EDMONTON, Oct. 7 /CNW/ - Resin Systems Inc. (RS - TSX Venture /
RSSYF - OTCBB), a composite material products technology company ("RS"),
announced today that it has completed the previously announced private
placement of $25,000,000 principal amount of unsecured convertible debentures
(the "Debentures") of RS due October 7, 2010 and bearing interest at 8.5% per
annum payable semi-annually on June 30 and December 31 of each year (each an
"Interest Payment Date").
Kingsdale Capital Markets Inc. and Research Capital Corporation
(collectively, the "Agents") of Toronto, Ontario, acted as co-lead agents in
connection with the brokered portion of the private placement. In
consideration for their services, RS paid the Agents a cash fee equal to
$1,344,900, representing approximately 6% of the gross proceeds of the private
placement raised by the Agents. In connection with the non-brokered portion of
the private placement, RS paid arm's length finders an aggregate cash fee
equal to $64,438.
The principal amount of the Debentures are convertible at the holder's
option into common shares ("Common Shares") of RS at a conversion price of
$2.90 per share at any time prior to the close of business on the earlier of
October 6, 2010 and the business day immediately preceding the date specified
by RS for redemption of the Debentures. The holder of a Debenture surrendered
for conversion on this basis shall not be entitled to receive accrued and
unpaid interest in respect thereof for the period up to the date of conversion
from the date of the latest Interest Payment Date.
The Debentures are redeemable by RS, in whole or from time to time in
part, at any time after October 6, 2007, on not more than 60 days and not less
than 30 days prior notice, at a redemption price equal to their principal
amount plus accrued and unpaid interest, if any, provided that the volume
weighted average trading price of the Common Shares on the TSX Venture
Exchange (the "TSXV") for the 20 consecutive trading days ending five trading
days prior to the date on which notice of redemption is given exceeds $3.63.
On redemption or maturity, RS may, at its option, on not more than 60 days and
not less than 40 days prior notice and subject to regulatory approval, elect
to satisfy its obligation to repay the principal amount of the Debentures by
issuing and delivering that number of freely tradeable Common Shares obtained
by dividing the principal amount of the Debentures by 95% of the weighted
average trading price of the Common Shares on the TSXV for the 20 consecutive
trading days ending five trading days preceding the date fixed for redemption
or maturity, as the case may be.
Upon a change of control involving the acquisition of voting control or
direction over 66 2/3% or more of the issued and outstanding Common Shares, RS
shall be required to make an offer to purchase the Debentures then outstanding
at a purchase price equal to 101% of the principal amount thereof plus accrued
and unpaid interest.
RS intends to use the net proceeds of the offering to fund the expansion
of its existing operations, future acquisitions and for general working
capital purposes.
The Debentures and the Common Shares to be acquired upon conversion,
maturity or redemption of the Debentures, will be subject to a four month hold
period and are subject to restrictions on resale prior to February 7, 2006.

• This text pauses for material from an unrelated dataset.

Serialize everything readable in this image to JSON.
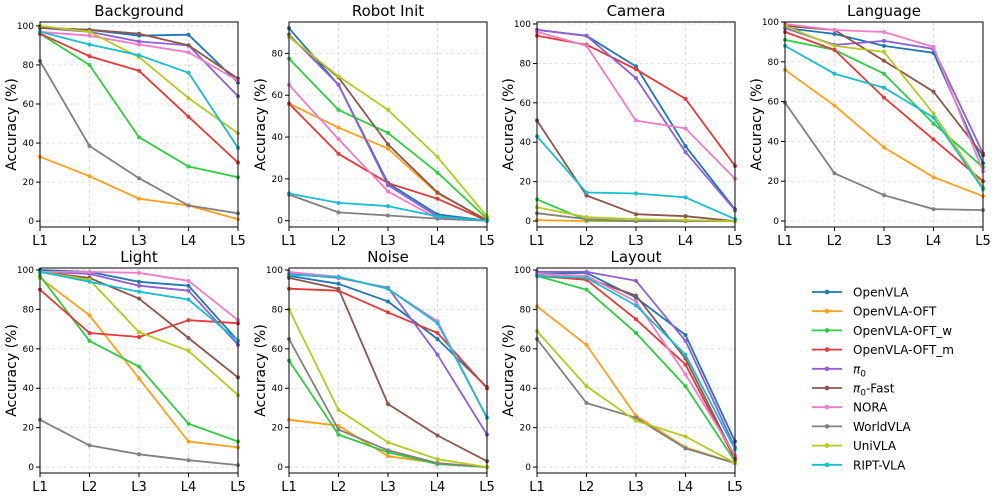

This news release shall not constitute an offer to sell or to buy
securities in any jurisdiction. These securities offered have not been and
will not be registered under the United States Securities Act of 1933, as
amended (the "U.S. Securities Act"), and may not be offered or sold within the
United States or to, or for the account or benefit of, U.S. persons except in
certain transactions exempt from the registration requirements of the U.S.
Securities Act.
About RS
RS operates in the composite material products marketplace and provides
engineered solutions that are developed with its proprietary input materials,
equipment and processes. The foundation of these solutions is based on the
company's patented polyurethane Version(TM) resin system. RS is continuously
building on this foundation through additional patent pending and trade secret
knowledge. The company's engineered solutions are developed and implemented in
three distinct technology platforms, one of which is filament winding, which
has resulted in the development and production of the RStandard(TM) modular
composite utility pole. RS is in the process of commercializing the
RStandard(TM) for sale to power utility companies both domestically and
internationally. For the latest on the company's developments, click on
'Latest News' on www.grouprsi.com.
"Version" and "RStandard" are trademarks of Resin Systems Inc.
This news release contains forward-looking statements. The forward-
looking statements are not guarantees of future performance and undue reliance
should not be placed on them. Actual results may differ materially as a result
of any number of factors and uncertainties, many of which factors are beyond
RS's control. Many of these risks and uncertainties are described in RS's
revised annual information form dated June 29, 2005, RS's management's
discussion and analysis and other documents RS files with the Canadian
securities authorities and the United States Securities and Exchange
Commission.
The TSX Venture Exchange has not reviewed and does not accept
responsibility for the adequacy or accuracy of this release.